At this point it is very important to consider the individuals who will be affected by this law: we are talking about vulnerable children who have been removed from their parents by local authorities and placed in care. Of course, it is imperative that such cases be determined as quickly as possible, but unfortunately, especially when it comes to parents being placed on drugs and alcohol rehabilitation programmes that can last for up to a year, the family court must ensure the child’s needs are always best served and this needs to be balanced with the fact that the parent deserves a chance to prove that they can get back on their feet and take care of their own children.
Another law has come into effect and received mixed reviews. This is the requirement for couples who are looking to get a divorce to attend mediation sessions beforehand. This is required in order to prevent such acrimonious disputes over financial matters and rights of access to children. Whilst we can all see what is being attempted here, some might argue that it is rather dictatorial to force couples who are intending to divorce to attend such sessions. However, where children are concerned more so than financial matters, this could mean far less suffering in the future if these mediation sessions work well and this will only ever be for the greater good.

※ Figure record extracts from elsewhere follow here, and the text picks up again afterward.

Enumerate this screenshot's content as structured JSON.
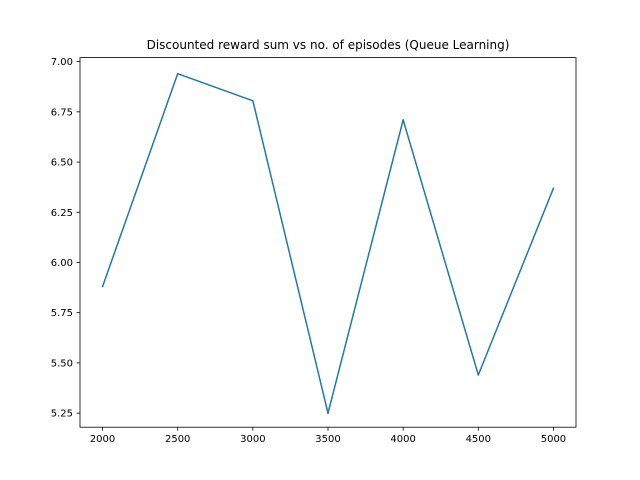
{
  "chart_data": {
    "type": "line",
    "title": "Discounted reward sum vs no. of episodes (Queue Learning)",
    "xlabel": "",
    "ylabel": "",
    "x": [
      2000,
      2500,
      3000,
      3500,
      4000,
      4500,
      5000
    ],
    "series": [
      {
        "values": [
          5.88,
          6.94,
          6.805,
          5.25,
          6.71,
          5.44,
          6.37
        ],
        "color": "#1f77b4"
      }
    ],
    "xlim": [
      1850,
      5150
    ],
    "ylim": [
      5.18,
      7.02
    ],
    "xticks": [
      2000,
      2500,
      3000,
      3500,
      4000,
      4500,
      5000
    ],
    "xtick_labels": [
      "2000",
      "2500",
      "3000",
      "3500",
      "4000",
      "4500",
      "5000"
    ],
    "yticks": [
      5.25,
      5.5,
      5.75,
      6.0,
      6.25,
      6.5,
      6.75,
      7.0
    ],
    "ytick_labels": [
      "5.25",
      "5.50",
      "5.75",
      "6.00",
      "6.25",
      "6.50",
      "6.75",
      "7.00"
    ],
    "grid": false,
    "legend": "none"
  }
}
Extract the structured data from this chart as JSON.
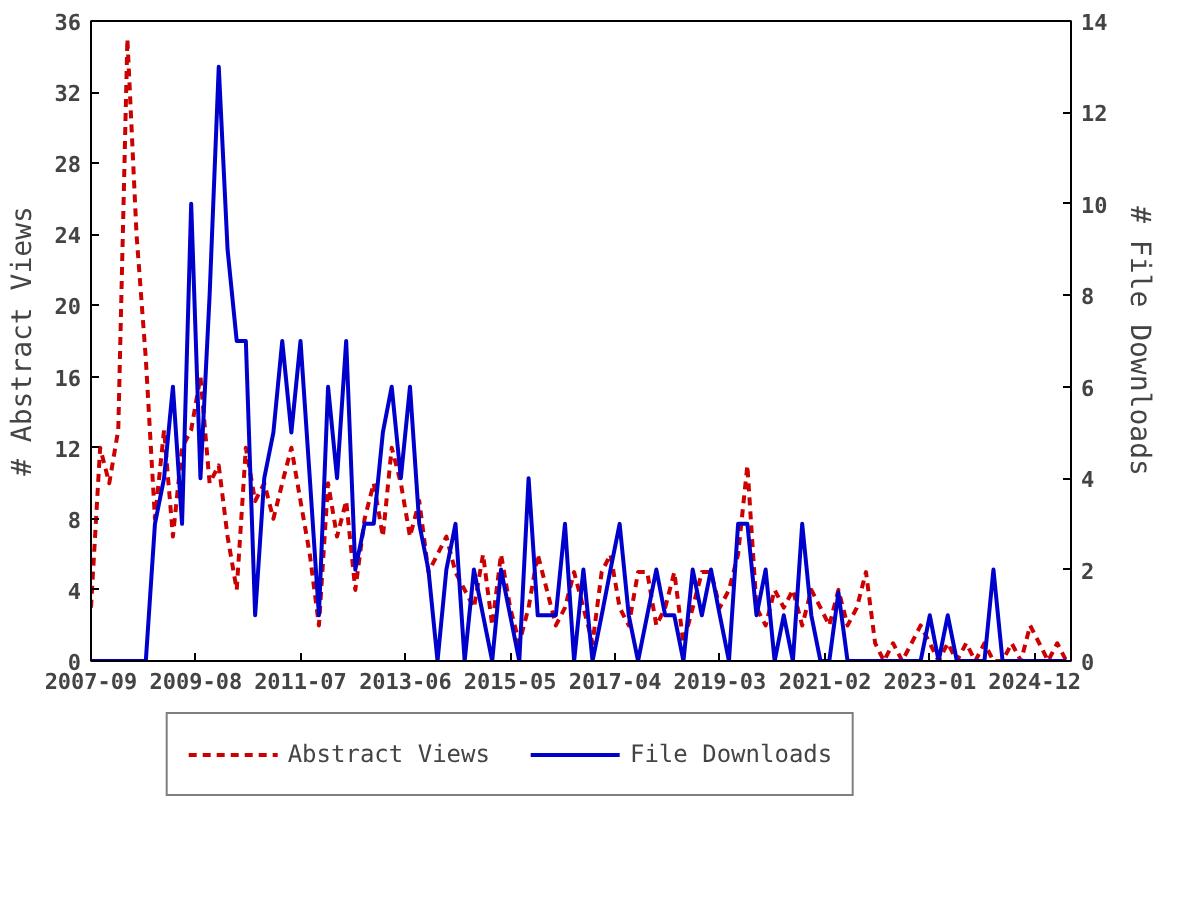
{
  "chart_data": {
    "type": "line",
    "ylabel": "# Abstract Views",
    "y2label": "# File Downloads",
    "x": [
      "2007-09",
      "2007-11",
      "2008-01",
      "2008-03",
      "2008-05",
      "2008-07",
      "2008-09",
      "2008-11",
      "2009-01",
      "2009-03",
      "2009-05",
      "2009-07",
      "2009-09",
      "2009-11",
      "2010-01",
      "2010-03",
      "2010-05",
      "2010-07",
      "2010-09",
      "2010-11",
      "2011-01",
      "2011-03",
      "2011-05",
      "2011-07",
      "2011-09",
      "2011-11",
      "2012-01",
      "2012-03",
      "2012-05",
      "2012-07",
      "2012-09",
      "2012-11",
      "2013-01",
      "2013-03",
      "2013-05",
      "2013-07",
      "2013-09",
      "2013-11",
      "2014-01",
      "2014-03",
      "2014-05",
      "2014-07",
      "2014-09",
      "2014-11",
      "2015-01",
      "2015-03",
      "2015-05",
      "2015-07",
      "2015-09",
      "2015-11",
      "2016-01",
      "2016-03",
      "2016-05",
      "2016-07",
      "2016-09",
      "2016-11",
      "2017-01",
      "2017-03",
      "2017-05",
      "2017-07",
      "2017-09",
      "2017-11",
      "2018-01",
      "2018-03",
      "2018-05",
      "2018-07",
      "2018-09",
      "2018-11",
      "2019-01",
      "2019-03",
      "2019-05",
      "2019-07",
      "2019-09",
      "2019-11",
      "2020-01",
      "2020-03",
      "2020-05",
      "2020-07",
      "2020-09",
      "2020-11",
      "2021-01",
      "2021-03",
      "2021-05",
      "2021-07",
      "2021-09",
      "2021-11",
      "2022-01",
      "2022-03",
      "2022-05",
      "2022-07",
      "2022-09",
      "2022-11",
      "2023-01",
      "2023-03",
      "2023-05",
      "2023-07",
      "2023-09",
      "2023-11",
      "2024-01",
      "2024-03",
      "2024-05",
      "2024-07",
      "2024-09",
      "2024-11",
      "2025-01",
      "2025-03",
      "2025-05",
      "2025-07"
    ],
    "series": [
      {
        "name": "Abstract Views",
        "color": "#cc0000",
        "line_style": "dashed",
        "values": [
          3,
          12,
          10,
          13,
          35,
          24,
          17,
          8,
          13,
          7,
          12,
          13,
          16,
          10,
          11,
          7,
          4,
          12,
          9,
          10,
          8,
          10,
          12,
          9,
          6,
          2,
          10,
          7,
          9,
          4,
          8,
          10,
          7,
          12,
          10,
          7,
          9,
          5,
          6,
          7,
          5,
          4,
          3,
          6,
          2,
          6,
          3,
          1,
          3,
          6,
          4,
          2,
          3,
          5,
          3,
          1,
          5,
          6,
          3,
          2,
          5,
          5,
          2,
          3,
          5,
          1,
          3,
          5,
          5,
          3,
          4,
          6,
          11,
          3,
          2,
          4,
          3,
          4,
          2,
          4,
          3,
          2,
          4,
          2,
          3,
          5,
          1,
          0,
          1,
          0,
          1,
          2,
          1,
          0,
          1,
          0,
          1,
          0,
          1,
          0,
          0,
          1,
          0,
          2,
          1,
          0,
          1,
          0
        ]
      },
      {
        "name": "File Downloads",
        "color": "#0000cc",
        "line_style": "solid",
        "axis": "y2",
        "values": [
          0,
          0,
          0,
          0,
          0,
          0,
          0,
          3,
          4,
          6,
          3,
          10,
          4,
          8,
          13,
          9,
          7,
          7,
          1,
          4,
          5,
          7,
          5,
          7,
          4,
          1,
          6,
          4,
          7,
          2,
          3,
          3,
          5,
          6,
          4,
          6,
          3,
          2,
          0,
          2,
          3,
          0,
          2,
          1,
          0,
          2,
          1,
          0,
          4,
          1,
          1,
          1,
          3,
          0,
          2,
          0,
          1,
          2,
          3,
          1,
          0,
          1,
          2,
          1,
          1,
          0,
          2,
          1,
          2,
          1,
          0,
          3,
          3,
          1,
          2,
          0,
          1,
          0,
          3,
          1,
          0,
          0,
          1.5,
          0,
          0,
          0,
          0,
          0,
          0,
          0,
          0,
          0,
          1,
          0,
          1,
          0,
          0,
          0,
          0,
          2,
          0,
          0,
          0,
          0,
          0,
          0,
          0,
          0
        ]
      }
    ],
    "xlim": [
      "2007-09",
      "2025-08"
    ],
    "xticks": [
      "2007-09",
      "2009-08",
      "2011-07",
      "2013-06",
      "2015-05",
      "2017-04",
      "2019-03",
      "2021-02",
      "2023-01",
      "2024-12"
    ],
    "ylim": [
      0,
      36
    ],
    "yticks": [
      0,
      4,
      8,
      12,
      16,
      20,
      24,
      28,
      32,
      36
    ],
    "y2lim": [
      0,
      14
    ],
    "y2ticks": [
      0,
      2,
      4,
      6,
      8,
      10,
      12,
      14
    ],
    "legend": "bottom",
    "grid": false,
    "marker": "none"
  }
}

Justice Minister Simon Hughes has stated that the new laws were required in order to fix what was a “very dysfunctional system”. Mr Hughes also accepted that the new family laws represented a “hugely important change”. There would appear to be no denying either of his assertions here, and now it will be a case of waiting to see how these new laws and regulations work in practice. Fingers crossed it will mean that cases are resolved far more expeditiously and that children no longer suffer to the same extent as before.